Development of a highly thermostable, adjuvanted human papillomavirus vaccine.

A major impediment to economical, worldwide vaccine distribution is the requirement for a "cold chain" to preserve antigenicity. We addressed this problem using a model human papillomavirus (HPV) vaccine stabilized by immobilizing HPV16 L1 capsomeres, i.e., pentameric subunits of the virus capsid, within organic glasses formed by lyophilization. Lyophilized glass and liquid vaccine formulations were incubated at 50°C for 12weeks, and then analyzed for retention of capsomere conformational integrity and the ability to elicit neutralizing antibody responses after immunization of BALB/c mice. Capsomeres in glassy-state vaccines retained tertiary and quaternary structure, and critical conformational epitopes. Moreover, glassy formulations adjuvanted with aluminum hydroxide or aluminum hydroxide and glycopyranoside lipid A were not only as immunogenic as the commercially available HPV vaccine Cervarix®, but also retained complete neutralizing immunogenicity after high-temperature storage. The thermal stability of such adjuvanted vaccine powder preparations may thus eliminate the need for the cold chain.

Glassy-state stabilization of a dominant negative inhibitor anthrax vaccine containing aluminum hydroxide and glycopyranoside lipid A adjuvants.

During transport and storage, vaccines may be exposed to temperatures outside of the range recommended for storage, potentially causing efficacy losses. To better understand and prevent such losses, dominant negative inhibitor (DNI), a recombinant protein antigen for a candidate vaccine against anthrax, was formulated as a liquid and as a glassy lyophilized powder with the adjuvants aluminum hydroxide and glycopyranoside lipid A (GLA). Freeze-thawing of the liquid vaccine caused the adjuvants to aggregate and decreased its immunogenicity in mice. Immunogenicity of liquid vaccines also decreased when stored at 40°C for 8 weeks, as measured by decreases in neutralizing antibody titers in vaccinated mice. Concomitant with efficacy losses at elevated temperatures, changes in DNI structure were detected by fluorescence spectroscopy and increased deamidation was observed by capillary isoelectric focusing (cIEF) after only 1 week of storage of the liquid formulation at 40°C. In contrast, upon lyophilization, no additional deamidation after 4 weeks at 40°C and no detectable changes in DNI structure or reduction in immunogenicity after 16 weeks at 40°C were observed. Vaccines containing aluminum hydroxide and GLA elicited higher immune responses than vaccines adjuvanted with only aluminum hydroxide, with more mice responding to a single dose.

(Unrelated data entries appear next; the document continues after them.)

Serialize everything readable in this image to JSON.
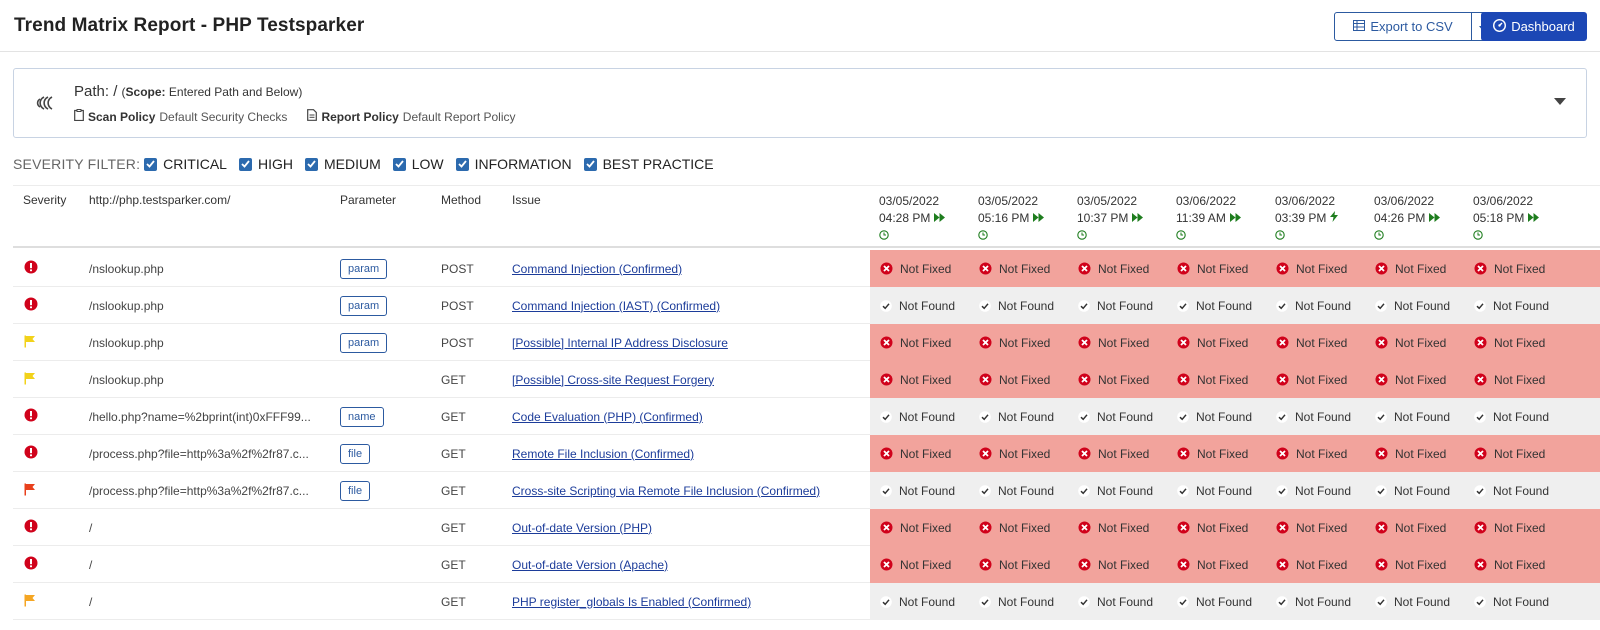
{
  "header": {
    "title": "Trend Matrix Report - PHP Testsparker",
    "export_label": "Export to CSV",
    "dashboard_label": "Dashboard"
  },
  "path_box": {
    "path_prefix": "Path: /",
    "scope_label": "Scope:",
    "scope_value": "Entered Path and Below",
    "scan_policy_label": "Scan Policy",
    "scan_policy_value": "Default Security Checks",
    "report_policy_label": "Report Policy",
    "report_policy_value": "Default Report Policy"
  },
  "filter": {
    "label": "SEVERITY FILTER:",
    "items": [
      "CRITICAL",
      "HIGH",
      "MEDIUM",
      "LOW",
      "INFORMATION",
      "BEST PRACTICE"
    ]
  },
  "table": {
    "headers": {
      "severity": "Severity",
      "url": "http://php.testsparker.com/",
      "parameter": "Parameter",
      "method": "Method",
      "issue": "Issue"
    },
    "scans": [
      {
        "date": "03/05/2022",
        "time": "04:28 PM",
        "icon": "fast-forward-icon"
      },
      {
        "date": "03/05/2022",
        "time": "05:16 PM",
        "icon": "fast-forward-icon"
      },
      {
        "date": "03/05/2022",
        "time": "10:37 PM",
        "icon": "fast-forward-icon"
      },
      {
        "date": "03/06/2022",
        "time": "11:39 AM",
        "icon": "fast-forward-icon"
      },
      {
        "date": "03/06/2022",
        "time": "03:39 PM",
        "icon": "lightning-icon"
      },
      {
        "date": "03/06/2022",
        "time": "04:26 PM",
        "icon": "fast-forward-icon"
      },
      {
        "date": "03/06/2022",
        "time": "05:18 PM",
        "icon": "fast-forward-icon"
      }
    ],
    "status_labels": {
      "fixed": "Not Fixed",
      "found": "Not Found"
    },
    "rows": [
      {
        "severity": "critical",
        "url": "/nslookup.php",
        "parameter": "param",
        "method": "POST",
        "issue": "Command Injection (Confirmed)",
        "status": "fixed"
      },
      {
        "severity": "critical",
        "url": "/nslookup.php",
        "parameter": "param",
        "method": "POST",
        "issue": "Command Injection (IAST) (Confirmed)",
        "status": "found"
      },
      {
        "severity": "low",
        "url": "/nslookup.php",
        "parameter": "param",
        "method": "POST",
        "issue": "[Possible] Internal IP Address Disclosure",
        "status": "fixed"
      },
      {
        "severity": "low",
        "url": "/nslookup.php",
        "parameter": "",
        "method": "GET",
        "issue": "[Possible] Cross-site Request Forgery",
        "status": "fixed"
      },
      {
        "severity": "critical",
        "url": "/hello.php?name=%2bprint(int)0xFFF99...",
        "parameter": "name",
        "method": "GET",
        "issue": "Code Evaluation (PHP) (Confirmed)",
        "status": "found"
      },
      {
        "severity": "critical",
        "url": "/process.php?file=http%3a%2f%2fr87.c...",
        "parameter": "file",
        "method": "GET",
        "issue": "Remote File Inclusion (Confirmed)",
        "status": "fixed"
      },
      {
        "severity": "high",
        "url": "/process.php?file=http%3a%2f%2fr87.c...",
        "parameter": "file",
        "method": "GET",
        "issue": "Cross-site Scripting via Remote File Inclusion (Confirmed)",
        "status": "found"
      },
      {
        "severity": "critical",
        "url": "/",
        "parameter": "",
        "method": "GET",
        "issue": "Out-of-date Version (PHP)",
        "status": "fixed"
      },
      {
        "severity": "critical",
        "url": "/",
        "parameter": "",
        "method": "GET",
        "issue": "Out-of-date Version (Apache)",
        "status": "fixed"
      },
      {
        "severity": "medium",
        "url": "/",
        "parameter": "",
        "method": "GET",
        "issue": "PHP register_globals Is Enabled (Confirmed)",
        "status": "found"
      }
    ]
  },
  "colors": {
    "accent": "#1c47b5",
    "critical": "#d0021b",
    "high": "#e8401c",
    "medium": "#f5a623",
    "low": "#f2d21a",
    "not_fixed_bg": "#f2a39c",
    "not_found_bg": "#efefef",
    "scan_icon": "#1e7d1e"
  }
}
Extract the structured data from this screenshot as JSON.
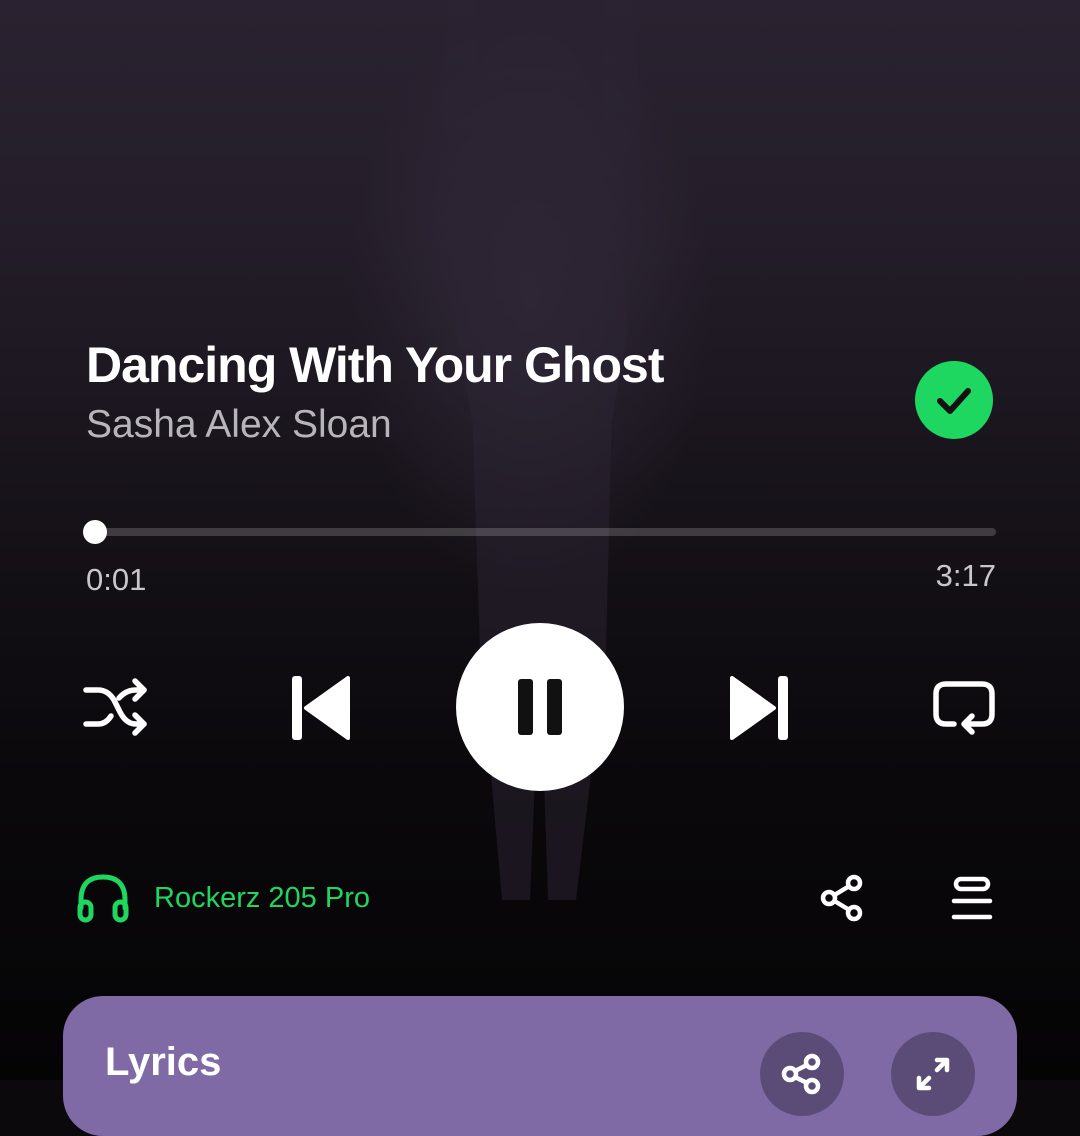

Stabilization of a recombinant ricin toxin A subunit vaccine through lyophilization.

Lyophilization was used to prepare dry, glassy solid vaccine formulations of recombinant ricin toxin A-chain containing suspensions of colloidal aluminum hydroxide adjuvant. Four lyophilized formulations were prepared by using combinations of rapid or slow cooling during lyophilization and one of two buffers, histidine or ammonium acetate. Trehalose was used as the stabilizing excipient. Aggregation of the colloidal aluminum hydroxide suspension was reduced in formulations processed with a rapid cooling rate. Aluminum hydroxide particle size distributions, glass transition temperatures, water contents, and immunogenicities of lyophilized vaccines were independent of incubation time at 40 °C for up to 15 weeks. Mice immunized with reconstituted ricin toxin subunit A (RTA) vaccines produced RTA-specific antibodies and toxin-neutralizing antibodies (TNAs) regardless of the length of high temperature vaccine storage or the degree of aluminum adjuvant aggregation that occurred during lyophilization. In murine studies, lyophilized formulations of vaccines conferred protection against exposure to lethal doses of ricin, even after the lyophilized formulations had been stored at 40 °C for 4 weeks. A corresponding liquid formulation of vaccine stored at 40 °C elicited RTA-specific antibody titers but failed to confer immunity during a ricin challenge.